I'm writing a tcp server in C but I'm facing problems on send. I read local file and send data back to the client, when the file is small I have no problems, but when it becomes bigger I have this strange situation:
server tcp:
// create socket, bind, listen accept
// read file
fseek(fptr, 0, SEEK_SET);
// malloc for the sending buffer
ssize_t read = fread(sbuf, 1, file_size, fptr);
while(to_send>0) {
sent = send(socket, sbuf, buf_size, 0);
sbuf += sent;
to_send -= sent;
}
On huge files sent becomes equals to the max value of size_t, I think that I have a buffer overflow. How can I prevent this? What is the best practice to read from a file and send it back?
The problem is that you send buf_size
bytes every time, even if there aren't that many left.
For example, pretend buf_size
is 8 and you are sending 10 bytes (So initially, to_send
is also 10).

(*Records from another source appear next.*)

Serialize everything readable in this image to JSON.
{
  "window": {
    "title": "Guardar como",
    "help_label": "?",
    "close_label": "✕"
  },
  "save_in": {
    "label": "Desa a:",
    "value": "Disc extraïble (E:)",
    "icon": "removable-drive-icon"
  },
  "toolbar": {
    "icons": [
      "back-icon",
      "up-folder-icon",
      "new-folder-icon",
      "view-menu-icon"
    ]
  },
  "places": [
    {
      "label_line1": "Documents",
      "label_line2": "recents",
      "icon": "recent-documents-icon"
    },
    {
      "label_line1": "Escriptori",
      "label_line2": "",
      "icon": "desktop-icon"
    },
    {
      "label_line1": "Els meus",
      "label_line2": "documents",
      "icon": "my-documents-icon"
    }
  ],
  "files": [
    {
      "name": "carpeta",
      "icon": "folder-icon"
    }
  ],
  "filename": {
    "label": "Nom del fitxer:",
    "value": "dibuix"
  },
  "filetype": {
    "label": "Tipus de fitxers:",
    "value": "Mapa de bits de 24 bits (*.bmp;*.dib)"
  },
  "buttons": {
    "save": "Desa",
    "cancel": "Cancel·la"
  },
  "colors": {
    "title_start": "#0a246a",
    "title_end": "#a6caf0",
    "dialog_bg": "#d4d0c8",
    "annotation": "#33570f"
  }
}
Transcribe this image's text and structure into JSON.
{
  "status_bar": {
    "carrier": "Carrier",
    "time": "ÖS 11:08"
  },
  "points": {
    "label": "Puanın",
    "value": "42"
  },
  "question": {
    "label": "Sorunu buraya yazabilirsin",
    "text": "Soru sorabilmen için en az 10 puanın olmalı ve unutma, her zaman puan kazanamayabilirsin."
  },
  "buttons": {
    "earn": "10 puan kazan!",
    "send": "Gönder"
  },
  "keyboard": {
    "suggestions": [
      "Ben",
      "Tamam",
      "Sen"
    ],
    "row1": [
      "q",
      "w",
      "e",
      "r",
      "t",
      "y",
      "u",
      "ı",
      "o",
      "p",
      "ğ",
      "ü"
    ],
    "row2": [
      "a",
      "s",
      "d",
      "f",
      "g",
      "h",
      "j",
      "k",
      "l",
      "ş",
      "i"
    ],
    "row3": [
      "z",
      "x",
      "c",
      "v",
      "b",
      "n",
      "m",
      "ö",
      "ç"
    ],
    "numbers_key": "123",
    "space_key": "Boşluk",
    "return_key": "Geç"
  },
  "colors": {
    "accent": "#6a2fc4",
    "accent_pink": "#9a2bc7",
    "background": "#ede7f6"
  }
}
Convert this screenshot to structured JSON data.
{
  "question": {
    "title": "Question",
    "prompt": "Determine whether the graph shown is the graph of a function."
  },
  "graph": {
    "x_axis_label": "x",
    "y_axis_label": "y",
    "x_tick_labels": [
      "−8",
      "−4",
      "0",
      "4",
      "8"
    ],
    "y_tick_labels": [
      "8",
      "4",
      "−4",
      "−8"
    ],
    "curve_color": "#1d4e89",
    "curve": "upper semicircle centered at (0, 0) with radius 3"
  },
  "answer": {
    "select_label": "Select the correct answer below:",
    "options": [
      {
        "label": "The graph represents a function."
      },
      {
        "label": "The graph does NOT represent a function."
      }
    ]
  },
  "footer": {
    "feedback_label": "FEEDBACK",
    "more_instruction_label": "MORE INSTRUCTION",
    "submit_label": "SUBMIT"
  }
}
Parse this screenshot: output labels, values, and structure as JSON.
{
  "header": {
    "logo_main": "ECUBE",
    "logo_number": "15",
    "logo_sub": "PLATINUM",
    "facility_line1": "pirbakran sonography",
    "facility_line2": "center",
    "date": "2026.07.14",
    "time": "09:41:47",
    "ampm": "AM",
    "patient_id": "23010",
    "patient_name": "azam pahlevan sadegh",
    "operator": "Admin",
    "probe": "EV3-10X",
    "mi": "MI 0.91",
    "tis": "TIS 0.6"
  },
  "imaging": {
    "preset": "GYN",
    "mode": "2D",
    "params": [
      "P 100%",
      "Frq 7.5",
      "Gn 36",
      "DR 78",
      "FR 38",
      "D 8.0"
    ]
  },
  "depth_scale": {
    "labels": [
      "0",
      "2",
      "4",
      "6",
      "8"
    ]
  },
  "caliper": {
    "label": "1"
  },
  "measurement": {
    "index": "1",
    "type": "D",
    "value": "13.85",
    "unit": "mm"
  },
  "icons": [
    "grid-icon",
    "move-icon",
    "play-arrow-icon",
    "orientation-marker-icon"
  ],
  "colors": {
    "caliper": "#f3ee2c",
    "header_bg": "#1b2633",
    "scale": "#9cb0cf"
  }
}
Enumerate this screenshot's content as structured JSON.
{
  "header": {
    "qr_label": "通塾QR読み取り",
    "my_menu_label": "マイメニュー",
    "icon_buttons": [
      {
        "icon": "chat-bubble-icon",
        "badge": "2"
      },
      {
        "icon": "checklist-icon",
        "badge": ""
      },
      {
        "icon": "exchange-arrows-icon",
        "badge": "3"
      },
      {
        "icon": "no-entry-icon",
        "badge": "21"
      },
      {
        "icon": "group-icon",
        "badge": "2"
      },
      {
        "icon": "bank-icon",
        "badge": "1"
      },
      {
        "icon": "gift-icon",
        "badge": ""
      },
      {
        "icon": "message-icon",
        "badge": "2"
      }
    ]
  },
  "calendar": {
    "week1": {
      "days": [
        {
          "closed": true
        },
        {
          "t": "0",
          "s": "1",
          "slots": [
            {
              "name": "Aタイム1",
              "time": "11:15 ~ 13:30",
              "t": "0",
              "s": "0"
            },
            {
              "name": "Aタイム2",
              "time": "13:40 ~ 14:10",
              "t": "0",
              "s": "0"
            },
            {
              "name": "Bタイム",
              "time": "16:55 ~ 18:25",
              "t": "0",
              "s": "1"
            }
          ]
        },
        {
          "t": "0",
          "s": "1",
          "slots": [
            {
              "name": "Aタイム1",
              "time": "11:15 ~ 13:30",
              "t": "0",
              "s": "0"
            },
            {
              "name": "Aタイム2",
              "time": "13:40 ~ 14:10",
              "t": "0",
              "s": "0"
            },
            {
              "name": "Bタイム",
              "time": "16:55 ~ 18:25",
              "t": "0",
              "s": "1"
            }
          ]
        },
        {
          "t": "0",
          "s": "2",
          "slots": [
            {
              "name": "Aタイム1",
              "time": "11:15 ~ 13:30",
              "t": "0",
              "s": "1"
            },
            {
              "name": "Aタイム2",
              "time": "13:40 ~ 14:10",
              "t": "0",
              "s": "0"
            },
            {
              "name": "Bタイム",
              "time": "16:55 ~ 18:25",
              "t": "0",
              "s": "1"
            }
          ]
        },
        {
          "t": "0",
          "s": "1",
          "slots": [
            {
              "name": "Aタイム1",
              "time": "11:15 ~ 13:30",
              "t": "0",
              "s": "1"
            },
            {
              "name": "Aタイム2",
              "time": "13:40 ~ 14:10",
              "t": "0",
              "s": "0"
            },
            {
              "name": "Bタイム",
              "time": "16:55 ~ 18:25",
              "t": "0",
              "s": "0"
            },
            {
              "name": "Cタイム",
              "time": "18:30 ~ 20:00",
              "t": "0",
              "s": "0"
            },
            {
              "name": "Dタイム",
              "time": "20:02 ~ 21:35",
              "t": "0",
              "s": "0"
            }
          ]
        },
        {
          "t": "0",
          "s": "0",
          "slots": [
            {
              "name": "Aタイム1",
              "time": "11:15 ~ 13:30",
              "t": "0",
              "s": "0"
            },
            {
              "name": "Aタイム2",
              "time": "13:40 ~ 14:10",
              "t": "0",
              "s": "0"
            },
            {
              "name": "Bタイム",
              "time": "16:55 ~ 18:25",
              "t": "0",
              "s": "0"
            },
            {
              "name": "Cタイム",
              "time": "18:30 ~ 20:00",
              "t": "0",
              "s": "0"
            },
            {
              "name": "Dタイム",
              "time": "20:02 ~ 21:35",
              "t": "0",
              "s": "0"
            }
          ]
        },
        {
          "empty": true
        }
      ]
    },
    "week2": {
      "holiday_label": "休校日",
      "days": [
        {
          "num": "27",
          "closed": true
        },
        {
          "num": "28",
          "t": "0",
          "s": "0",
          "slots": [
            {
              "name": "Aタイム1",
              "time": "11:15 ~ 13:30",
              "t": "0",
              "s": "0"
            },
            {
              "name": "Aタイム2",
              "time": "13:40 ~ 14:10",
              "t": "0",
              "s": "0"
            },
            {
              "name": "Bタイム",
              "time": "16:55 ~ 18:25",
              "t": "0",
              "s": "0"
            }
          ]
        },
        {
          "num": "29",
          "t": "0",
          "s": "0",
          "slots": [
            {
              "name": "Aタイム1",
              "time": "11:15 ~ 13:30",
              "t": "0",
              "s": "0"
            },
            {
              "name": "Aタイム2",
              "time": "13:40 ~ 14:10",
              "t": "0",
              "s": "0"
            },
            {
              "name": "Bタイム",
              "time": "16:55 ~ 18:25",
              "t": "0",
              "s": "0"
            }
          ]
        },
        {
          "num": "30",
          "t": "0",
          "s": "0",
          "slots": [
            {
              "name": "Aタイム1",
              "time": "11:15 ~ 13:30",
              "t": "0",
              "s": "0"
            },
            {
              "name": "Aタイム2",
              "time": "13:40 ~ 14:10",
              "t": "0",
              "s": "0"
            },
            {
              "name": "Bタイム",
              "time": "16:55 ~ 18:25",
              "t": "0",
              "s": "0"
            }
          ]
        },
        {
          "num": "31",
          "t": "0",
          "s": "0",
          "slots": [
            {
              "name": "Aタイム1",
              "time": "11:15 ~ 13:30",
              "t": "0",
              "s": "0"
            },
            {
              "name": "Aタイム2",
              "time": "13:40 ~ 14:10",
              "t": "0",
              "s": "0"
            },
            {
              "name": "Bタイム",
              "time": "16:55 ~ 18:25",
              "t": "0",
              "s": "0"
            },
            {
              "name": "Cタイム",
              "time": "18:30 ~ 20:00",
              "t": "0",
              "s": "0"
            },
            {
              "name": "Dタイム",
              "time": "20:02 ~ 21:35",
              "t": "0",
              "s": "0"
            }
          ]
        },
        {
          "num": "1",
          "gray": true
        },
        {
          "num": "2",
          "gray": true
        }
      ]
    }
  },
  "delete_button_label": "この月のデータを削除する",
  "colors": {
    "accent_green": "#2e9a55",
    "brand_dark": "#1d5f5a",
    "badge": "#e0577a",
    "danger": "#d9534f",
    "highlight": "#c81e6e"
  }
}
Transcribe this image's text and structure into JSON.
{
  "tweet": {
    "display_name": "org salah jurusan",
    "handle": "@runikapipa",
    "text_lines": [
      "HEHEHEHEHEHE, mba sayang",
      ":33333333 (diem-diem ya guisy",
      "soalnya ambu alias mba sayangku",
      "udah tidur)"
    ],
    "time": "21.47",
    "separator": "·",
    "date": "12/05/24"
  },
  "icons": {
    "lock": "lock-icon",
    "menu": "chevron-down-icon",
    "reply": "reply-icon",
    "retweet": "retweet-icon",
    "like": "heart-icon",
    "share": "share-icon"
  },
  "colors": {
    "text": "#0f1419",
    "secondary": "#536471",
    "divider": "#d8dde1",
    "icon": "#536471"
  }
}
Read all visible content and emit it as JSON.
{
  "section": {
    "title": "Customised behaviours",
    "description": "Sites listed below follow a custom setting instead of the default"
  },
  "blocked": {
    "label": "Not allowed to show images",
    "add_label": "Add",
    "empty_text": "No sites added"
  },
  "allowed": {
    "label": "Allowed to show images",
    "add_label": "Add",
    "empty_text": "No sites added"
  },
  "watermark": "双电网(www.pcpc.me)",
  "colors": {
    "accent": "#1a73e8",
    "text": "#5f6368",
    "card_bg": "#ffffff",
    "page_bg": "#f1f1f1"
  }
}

The first send
sends 8 bytes, so you need to send 2 more. The second time, you also send 8 bytes (Which probably reads out of bounds). Then, to_send
will be will be -6, which is the same as SIZE_MAX - 5
.
Simple fix is to send to_send
if it is smaller:
sent = send(socket, sbuf, to_send < buf_size ? to_send : buf_size, 0);
Also, send
returns -1
if it is unsuccessful. This is the same as SIZE_MAX
when it is assigned to a size_t
. You would need some error handling to fix this.